Background: Based on our previous work demonstrating that interactions between TIGIT + SLAMF7 + Tfh2 cells and SLAMF7 + B cells in peripheral blood mononuclear cells (PBMCs) from patients with IgG4-related disease (IgG4RD) drive differentiation into IgG4-secreting plasma cells.
Objectives: This study aimed to spatially define the pathogenic mechanisms underlying IgG4-producing plasma cell differentiation within IgG4RD mass-forming tissues. To this end, we applied spatial transcriptomic and proteomic profiling to IgG4RD-involved lymph nodes and salivary glands to map pathogenic cellular niches and cell–cell interactions governing IgG4 plasma cell differentiation in situ.
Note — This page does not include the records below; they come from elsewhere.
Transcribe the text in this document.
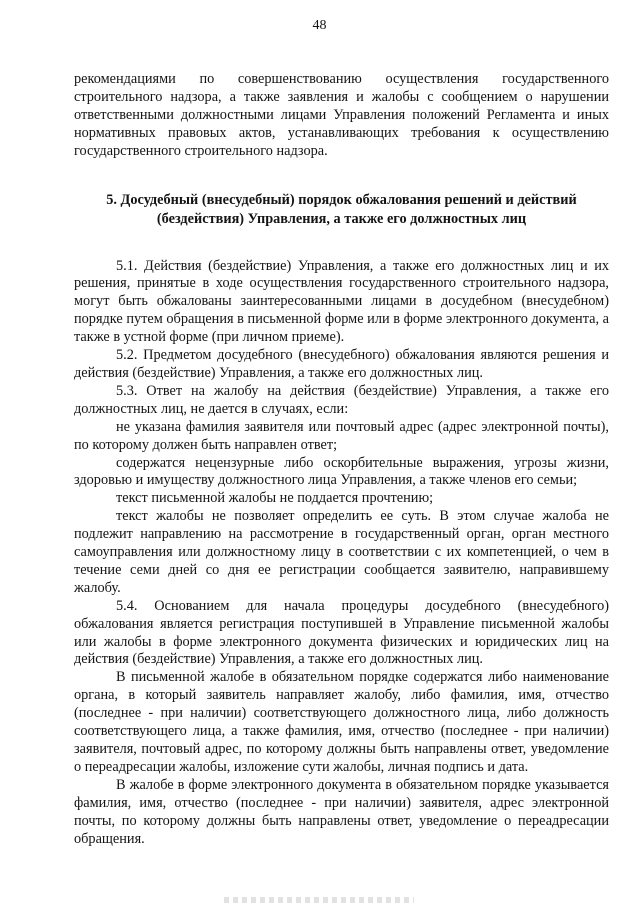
48

рекомендациями по совершенствованию осуществления государственного строительного надзора, а также заявления и жалобы с сообщением о нарушении ответственными должностными лицами Управления положений Регламента и иных нормативных правовых актов, устанавливающих требования к осуществлению государственного строительного надзора.

5. Досудебный (внесудебный) порядок обжалования решений и действий (бездействия) Управления, а также его должностных лиц

5.1. Действия (бездействие) Управления, а также его должностных лиц и их решения, принятые в ходе осуществления государственного строительного надзора, могут быть обжалованы заинтересованными лицами в досудебном (внесудебном) порядке путем обращения в письменной форме или в форме электронного документа, а также в устной форме (при личном приеме).

5.2. Предметом досудебного (внесудебного) обжалования являются решения и действия (бездействие) Управления, а также его должностных лиц.

5.3. Ответ на жалобу на действия (бездействие) Управления, а также его должностных лиц, не дается в случаях, если:

не указана фамилия заявителя или почтовый адрес (адрес электронной почты), по которому должен быть направлен ответ;

содержатся нецензурные либо оскорбительные выражения, угрозы жизни, здоровью и имуществу должностного лица Управления, а также членов его семьи;

текст письменной жалобы не поддается прочтению;

текст жалобы не позволяет определить ее суть. В этом случае жалоба не подлежит направлению на рассмотрение в государственный орган, орган местного самоуправления или должностному лицу в соответствии с их компетенцией, о чем в течение семи дней со дня ее регистрации сообщается заявителю, направившему жалобу.

5.4. Основанием для начала процедуры досудебного (внесудебного) обжалования является регистрация поступившей в Управление письменной жалобы или жалобы в форме электронного документа физических и юридических лиц на действия (бездействие) Управления, а также его должностных лиц.

В письменной жалобе в обязательном порядке содержатся либо наименование органа, в который заявитель направляет жалобу, либо фамилия, имя, отчество (последнее - при наличии) соответствующего должностного лица, либо должность соответствующего лица, а также фамилия, имя, отчество (последнее - при наличии) заявителя, почтовый адрес, по которому должны быть направлены ответ, уведомление о переадресации жалобы, изложение сути жалобы, личная подпись и дата.

В жалобе в форме электронного документа в обязательном порядке указывается фамилия, имя, отчество (последнее - при наличии) заявителя, адрес электронной почты, по которому должны быть направлены ответ, уведомление о переадресации обращения.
Methods: We employed spatial transcriptomic (Visium HD) and spatial proteomic (MACSima) platforms to systematically compare IgG4RD mass lesions in lymph nodes and salivary glands with normal control tissues, aiming to define the cellular interactions and spatial mechanisms driving the deposition and accumulation of IgG4-secreting plasma cells in IgG4RD.
Results: Spatial transcriptomic analysis revealed that clusters of TIGIT + SLAMF7 + Tfh2 cells and SLAMF7 + B cells were significantly expanded in IgG4RD mass-forming tissues compared with controls, accompanied by marked upregulation of SLAMF7 transcripts mediating cell–cell interactions. In parallel, IgG4 + plasmablast/plasma cell clusters were prominently expanded, with a significant increase in tissue IgG4 accumulation in IgG4RD lesions. These findings were validated by spatial proteomic analysis, which demonstrated direct interactions between TIGIT + SLAMF7 + Tfh2 cells and SLAMF7 + B cells, occurring at significantly higher frequencies in IgG4RD tissues than in controls. Ligand–receptor analysis identified these interactions to be mediated through the SLAMF7–SLAMF7 signaling axis. Notably, IgG4 deposition was enriched in the immediate spatial vicinity of these interacting cellular niches, indicating a tight spatial coupling between cellular interactions and pathogenic IgG4 production. Functional validation using in vitro co-culture experiments showed that blockade of SLAMF7-mediated Tfh2–B cell interactions significantly reduced differentiation into IgG4 + plasmablasts, supporting a causal role for SLAMF7-dependent Tfh2–B cell interactions in IgG4 plasma cell differentiation.
Conclusions: This study demonstrates that TIGIT + SLAMF7 + Tfh2 cells and SLAMF7 + B cells are selectively enriched within IgG4RD mass-forming tissues, accompanied by an increased IgG4/IgG + plasma cell ratio. Their spatial coexistence and interaction support a model in which SLAMF7-mediated Tfh2–B cell interactions promote local differentiation of IgG4-secreting plasma cells. Collectively, these findings define a previously unrecognized tissue-specific immune niche in IgG4RD and highlight SLAMF7 as a promising disease-specific therapeutic target and spatially informed biomarker.
REFERENCES: NIL.
Acknowledgments: NIL.
Disclosure of Interests: None declared.